Pilz Ireland managing director John McAuliffe said: “Pilz were honoured to receive this award. The area of safety in which we work is constantly changing and Pilz need to be innovative in order to provide our customers with solutions that achieve safety in lean manufacturing environments.” Providing services from risk assessment, safety design and safety training to customers all over the world the company views continuous development of processes and products, such as SafetyEYE, as vital in meeting the constantly evolving demands of the modern manufacturing environment.
The Association for Packaging and Processing Technologies (PMMI) estimates that 34% of primary pharmaceutical operations in North America by 2018 will be carried out by robots, compared with 21% in 2013. This increasing automation, along with the rapid growth of collaborative robots across all sectors, is heralding a new era of human-robot interaction in manufacturing.
SafetyEYE is especially effective in ensuring the safe deployment of collaborative robots which are ideal for handling materials and ingredients in a decontaminated environment but which require some level of interaction with operators who need to approach to carry out supervisory, control or intervention tasks.
Such are the potential production efficiencies brought about by collaborative robotics in the bulk pharmaceutical manufacturing sector that Health and Safety managers, engineers and suppliers will need to align their safety strategy in line with this new industrial environment.

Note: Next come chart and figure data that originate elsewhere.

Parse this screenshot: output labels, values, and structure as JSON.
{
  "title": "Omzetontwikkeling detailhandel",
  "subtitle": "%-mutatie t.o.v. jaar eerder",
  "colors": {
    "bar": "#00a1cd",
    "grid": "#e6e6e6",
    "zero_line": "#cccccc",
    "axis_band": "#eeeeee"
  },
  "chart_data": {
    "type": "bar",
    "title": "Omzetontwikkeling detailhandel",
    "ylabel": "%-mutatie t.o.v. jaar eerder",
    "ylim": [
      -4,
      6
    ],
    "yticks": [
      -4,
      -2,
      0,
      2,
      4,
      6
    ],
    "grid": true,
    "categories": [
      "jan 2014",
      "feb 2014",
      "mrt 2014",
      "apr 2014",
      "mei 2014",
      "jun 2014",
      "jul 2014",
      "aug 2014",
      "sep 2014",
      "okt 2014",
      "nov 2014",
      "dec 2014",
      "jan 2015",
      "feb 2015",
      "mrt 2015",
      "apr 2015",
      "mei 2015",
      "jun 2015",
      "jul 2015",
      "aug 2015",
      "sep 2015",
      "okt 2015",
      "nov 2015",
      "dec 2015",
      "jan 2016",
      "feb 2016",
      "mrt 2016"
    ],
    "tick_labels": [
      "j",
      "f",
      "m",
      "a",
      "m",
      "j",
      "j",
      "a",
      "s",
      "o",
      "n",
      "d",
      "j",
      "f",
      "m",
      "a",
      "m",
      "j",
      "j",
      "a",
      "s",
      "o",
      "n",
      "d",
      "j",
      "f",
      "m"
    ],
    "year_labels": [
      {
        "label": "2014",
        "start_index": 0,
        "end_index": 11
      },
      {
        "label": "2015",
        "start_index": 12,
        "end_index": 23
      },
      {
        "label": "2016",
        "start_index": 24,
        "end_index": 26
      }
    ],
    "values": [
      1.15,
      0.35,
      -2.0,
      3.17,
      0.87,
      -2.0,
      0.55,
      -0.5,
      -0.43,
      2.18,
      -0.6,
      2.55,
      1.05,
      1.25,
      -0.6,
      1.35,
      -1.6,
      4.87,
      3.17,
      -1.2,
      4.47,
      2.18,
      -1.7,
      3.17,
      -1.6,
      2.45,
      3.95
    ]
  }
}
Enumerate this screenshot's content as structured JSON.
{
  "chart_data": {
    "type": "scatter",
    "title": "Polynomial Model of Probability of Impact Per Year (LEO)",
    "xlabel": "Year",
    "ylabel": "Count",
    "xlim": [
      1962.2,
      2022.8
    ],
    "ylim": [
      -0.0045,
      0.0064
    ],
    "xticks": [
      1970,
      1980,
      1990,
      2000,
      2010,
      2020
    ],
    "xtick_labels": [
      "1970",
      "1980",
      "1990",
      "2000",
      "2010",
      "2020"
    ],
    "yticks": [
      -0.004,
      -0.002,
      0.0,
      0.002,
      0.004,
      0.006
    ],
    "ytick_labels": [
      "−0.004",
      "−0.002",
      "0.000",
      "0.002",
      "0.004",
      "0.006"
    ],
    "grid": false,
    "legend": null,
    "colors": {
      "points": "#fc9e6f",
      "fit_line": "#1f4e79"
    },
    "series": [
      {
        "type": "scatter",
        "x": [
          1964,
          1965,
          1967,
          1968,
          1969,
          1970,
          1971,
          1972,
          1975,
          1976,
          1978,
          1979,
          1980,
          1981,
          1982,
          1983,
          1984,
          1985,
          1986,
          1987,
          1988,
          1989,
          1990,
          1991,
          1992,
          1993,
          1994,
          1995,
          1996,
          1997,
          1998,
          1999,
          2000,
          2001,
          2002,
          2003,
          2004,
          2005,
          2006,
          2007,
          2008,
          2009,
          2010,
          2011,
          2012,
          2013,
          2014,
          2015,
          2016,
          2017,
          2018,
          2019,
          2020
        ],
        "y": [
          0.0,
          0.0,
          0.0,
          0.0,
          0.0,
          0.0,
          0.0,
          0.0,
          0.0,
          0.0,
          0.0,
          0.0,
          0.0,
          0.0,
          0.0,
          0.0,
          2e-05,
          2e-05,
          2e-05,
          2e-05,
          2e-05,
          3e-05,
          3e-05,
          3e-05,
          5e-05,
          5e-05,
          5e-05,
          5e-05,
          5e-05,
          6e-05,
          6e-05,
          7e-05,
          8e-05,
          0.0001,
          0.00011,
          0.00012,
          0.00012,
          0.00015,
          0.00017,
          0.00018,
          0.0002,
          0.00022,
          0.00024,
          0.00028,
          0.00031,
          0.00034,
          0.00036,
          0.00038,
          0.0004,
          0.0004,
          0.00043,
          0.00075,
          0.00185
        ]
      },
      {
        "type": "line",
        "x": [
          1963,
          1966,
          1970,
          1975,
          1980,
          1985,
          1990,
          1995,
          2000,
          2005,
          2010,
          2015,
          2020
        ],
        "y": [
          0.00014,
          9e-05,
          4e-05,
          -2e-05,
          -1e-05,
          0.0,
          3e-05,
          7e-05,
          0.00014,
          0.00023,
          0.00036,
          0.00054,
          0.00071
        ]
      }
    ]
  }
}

As with all new technologies care and due process must be exercised in the integration with other plant and machinery. Structured risk assessment considering the specific hazards leading to intelligent safety concepts are the key to successful adoption of such new technologies. Pilz is pioneering safe automation with the continuous development of its services and products, such as SafetyEYE, ensuring that its customers can anticipate the safety challenges presented by industry developments such as collaborative robots.